In theory, this could be done without revealing the seed, using a zero-knowledge proof:  In theory, any operation that can be performed by a computer can have its correct performance proved in zero knowledge.  In practice, I think that running BIP39 (replete with 2048 iterations of PBKDF2-HMAC-SHA512!) and BIP32 inside an arithmetic circuit would be obscenely expensive.  Zero-knowledge proof coins go to great lengths to design protocols that are efficient inside a ZK arithmetic circuit—sometimes even inventing their own cryptographic primitives.  SHA2 functions are bad mojo here.  

In an emergency, for a one-time movement of vulnerable coins, perhaps it may be feasible even to do some expensive operations.

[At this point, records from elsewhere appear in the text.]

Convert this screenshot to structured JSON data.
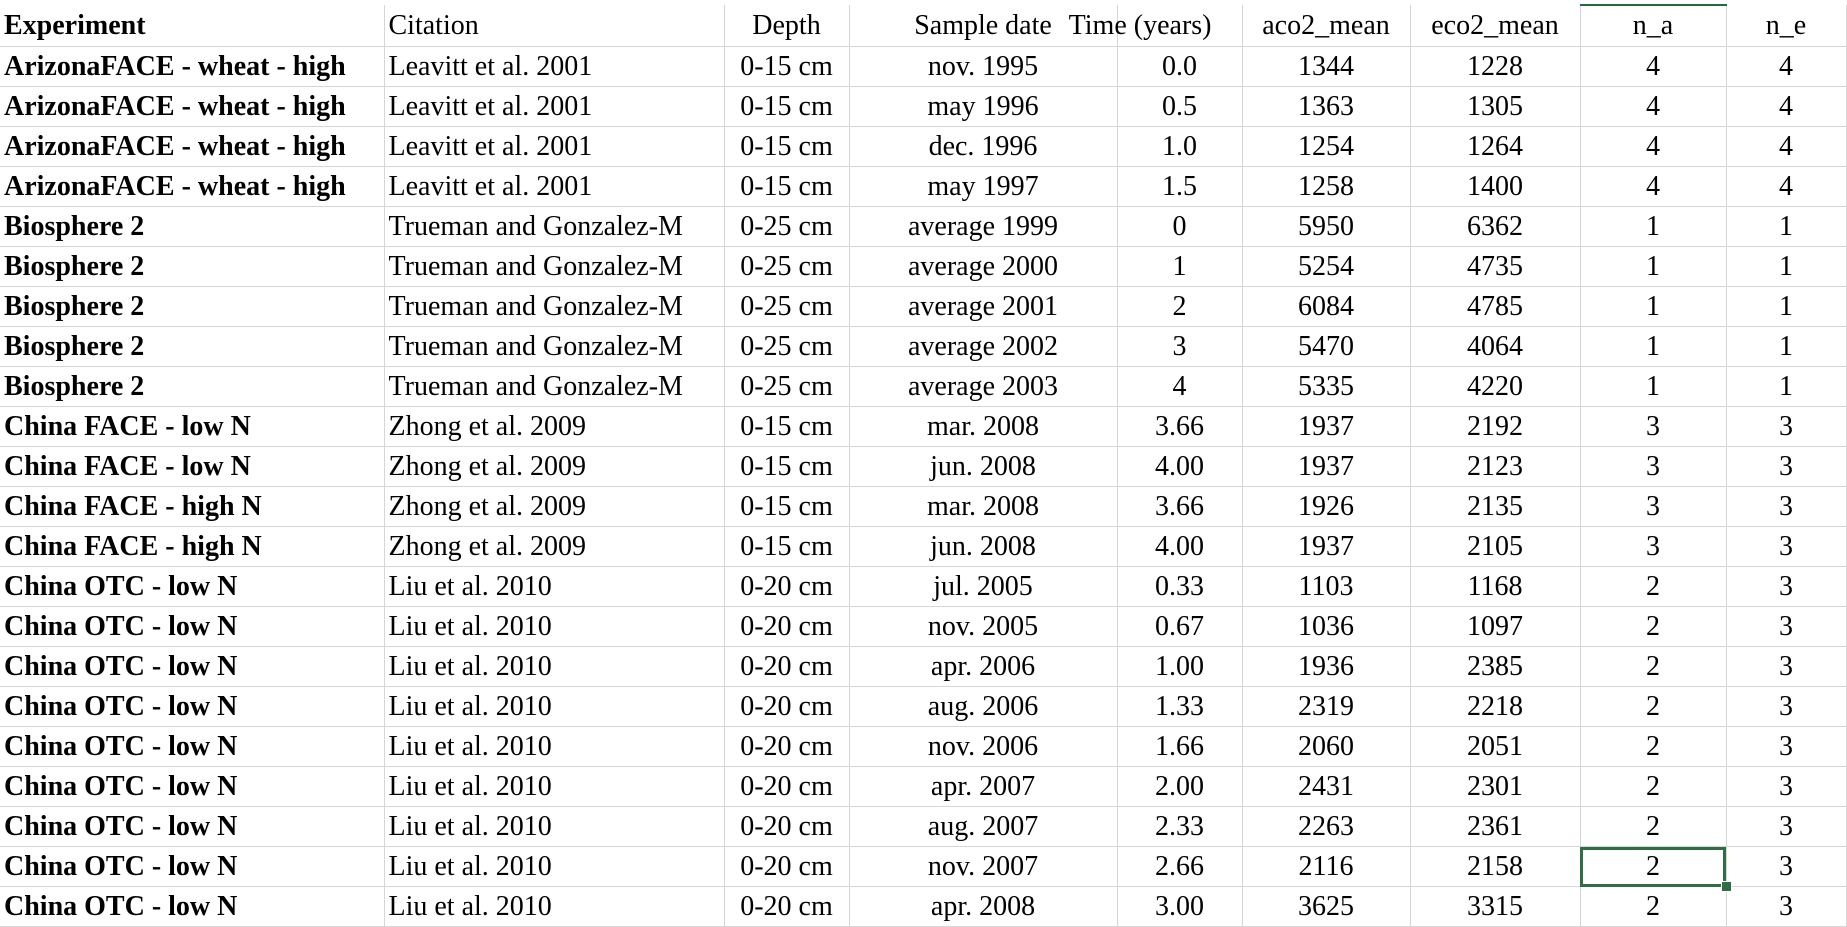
{
  "spreadsheet": {
    "headers": [
      "Experiment",
      "Citation",
      "Depth",
      "Sample date",
      "Time (years)",
      "aco2_mean",
      "eco2_mean",
      "n_a",
      "n_e"
    ],
    "rows": [
      [
        "ArizonaFACE - wheat - high",
        "Leavitt et al. 2001",
        "0-15 cm",
        "nov. 1995",
        "0.0",
        "1344",
        "1228",
        "4",
        "4"
      ],
      [
        "ArizonaFACE - wheat - high",
        "Leavitt et al. 2001",
        "0-15 cm",
        "may 1996",
        "0.5",
        "1363",
        "1305",
        "4",
        "4"
      ],
      [
        "ArizonaFACE - wheat - high",
        "Leavitt et al. 2001",
        "0-15 cm",
        "dec. 1996",
        "1.0",
        "1254",
        "1264",
        "4",
        "4"
      ],
      [
        "ArizonaFACE - wheat - high",
        "Leavitt et al. 2001",
        "0-15 cm",
        "may 1997",
        "1.5",
        "1258",
        "1400",
        "4",
        "4"
      ],
      [
        "Biosphere 2",
        "Trueman and  Gonzalez-M",
        "0-25 cm",
        "average 1999",
        "0",
        "5950",
        "6362",
        "1",
        "1"
      ],
      [
        "Biosphere 2",
        "Trueman and  Gonzalez-M",
        "0-25 cm",
        "average 2000",
        "1",
        "5254",
        "4735",
        "1",
        "1"
      ],
      [
        "Biosphere 2",
        "Trueman and  Gonzalez-M",
        "0-25 cm",
        "average 2001",
        "2",
        "6084",
        "4785",
        "1",
        "1"
      ],
      [
        "Biosphere 2",
        "Trueman and  Gonzalez-M",
        "0-25 cm",
        "average 2002",
        "3",
        "5470",
        "4064",
        "1",
        "1"
      ],
      [
        "Biosphere 2",
        "Trueman and  Gonzalez-M",
        "0-25 cm",
        "average 2003",
        "4",
        "5335",
        "4220",
        "1",
        "1"
      ],
      [
        "China FACE - low N",
        "Zhong et al. 2009",
        "0-15 cm",
        "mar. 2008",
        "3.66",
        "1937",
        "2192",
        "3",
        "3"
      ],
      [
        "China FACE - low N",
        "Zhong et al. 2009",
        "0-15 cm",
        "jun. 2008",
        "4.00",
        "1937",
        "2123",
        "3",
        "3"
      ],
      [
        "China FACE - high N",
        "Zhong et al. 2009",
        "0-15 cm",
        "mar. 2008",
        "3.66",
        "1926",
        "2135",
        "3",
        "3"
      ],
      [
        "China FACE - high N",
        "Zhong et al. 2009",
        "0-15 cm",
        "jun. 2008",
        "4.00",
        "1937",
        "2105",
        "3",
        "3"
      ],
      [
        "China OTC - low N",
        "Liu et al. 2010",
        "0-20 cm",
        "jul. 2005",
        "0.33",
        "1103",
        "1168",
        "2",
        "3"
      ],
      [
        "China OTC - low N",
        "Liu et al. 2010",
        "0-20 cm",
        "nov. 2005",
        "0.67",
        "1036",
        "1097",
        "2",
        "3"
      ],
      [
        "China OTC - low N",
        "Liu et al. 2010",
        "0-20 cm",
        "apr. 2006",
        "1.00",
        "1936",
        "2385",
        "2",
        "3"
      ],
      [
        "China OTC - low N",
        "Liu et al. 2010",
        "0-20 cm",
        "aug. 2006",
        "1.33",
        "2319",
        "2218",
        "2",
        "3"
      ],
      [
        "China OTC - low N",
        "Liu et al. 2010",
        "0-20 cm",
        "nov. 2006",
        "1.66",
        "2060",
        "2051",
        "2",
        "3"
      ],
      [
        "China OTC - low N",
        "Liu et al. 2010",
        "0-20 cm",
        "apr. 2007",
        "2.00",
        "2431",
        "2301",
        "2",
        "3"
      ],
      [
        "China OTC - low N",
        "Liu et al. 2010",
        "0-20 cm",
        "aug. 2007",
        "2.33",
        "2263",
        "2361",
        "2",
        "3"
      ],
      [
        "China OTC - low N",
        "Liu et al. 2010",
        "0-20 cm",
        "nov. 2007",
        "2.66",
        "2116",
        "2158",
        "2",
        "3"
      ],
      [
        "China OTC - low N",
        "Liu et al. 2010",
        "0-20 cm",
        "apr. 2008",
        "3.00",
        "3625",
        "3315",
        "2",
        "3"
      ]
    ]
  }
}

Furthermore, zero-knowledge proofs would allow secure spending of coins from some keypool keys, etc.  It seems impossible to provide any help there:  If the public key has been exposed, then the only secret information can be deduced by an attacker with a large quantum computer.  But if the public key has never been revealed, then you can reduce this to the security of the hash.  Anything that can be reduced to the security of a hash smells good!

Perhaps Greg Maxwell’s later-regretted meme about the safety of not revealing public keys may have some merit, after all.  Racing a quantum attacker to spend your coins is a bad idea, when you need to reveal the public key to spend your coins.  But a ZK proof could let you never reveal the public key!  Prove in zero knowledge that you know a private key, which produces an undisclosed public key, which has the publicly known hash.

Caveat:  I had the idea for how to do this about three seconds ago.  The idea may be broken or infeasible.

And in all of the above, I won’t go beyond handwaving.  We would anyway need to see what the future state of the art is in post-quantum ZK proof systems.  Current systems are a mixed bag.  zk-SNARKs seem to have some limited resistance to some quantum computing attacks, but are probably not useful here; zk-STARKs are fully post-quantum.  This is a hot research area, and the state of the art has advanced very rapidly in the past 9 years.  IMO, as of 2022, zk-SNARKs have only just reached maturity for the current generation of deployed use cases.  Given that PQ crypto is itself a hot research area, I would expect that researchers should be interested in advancing the state of the art for PQ ZK proofs.

On a related note, I have some clever ideas for how at least a little bit of PQ crypto could be kludged into Bitcoin right now—to let people efficiently record in the blockchain a PQ way to claim their coins in this type of scenario.  (There are obviously some inefficient ways to spam the blockchain for this; don’t do it!)  Will not yet discuss:  I usually try to break the security of my own oh-so-clever ideas, before I foist them on others.  If more people did that, there would be less noise on this forum.


Yesterday, I began to write a reply to some of the other above posts re the titular topic of “burner addresses”, i.e. trap addresses.  I need to learn to write terser, less detailed technical posts.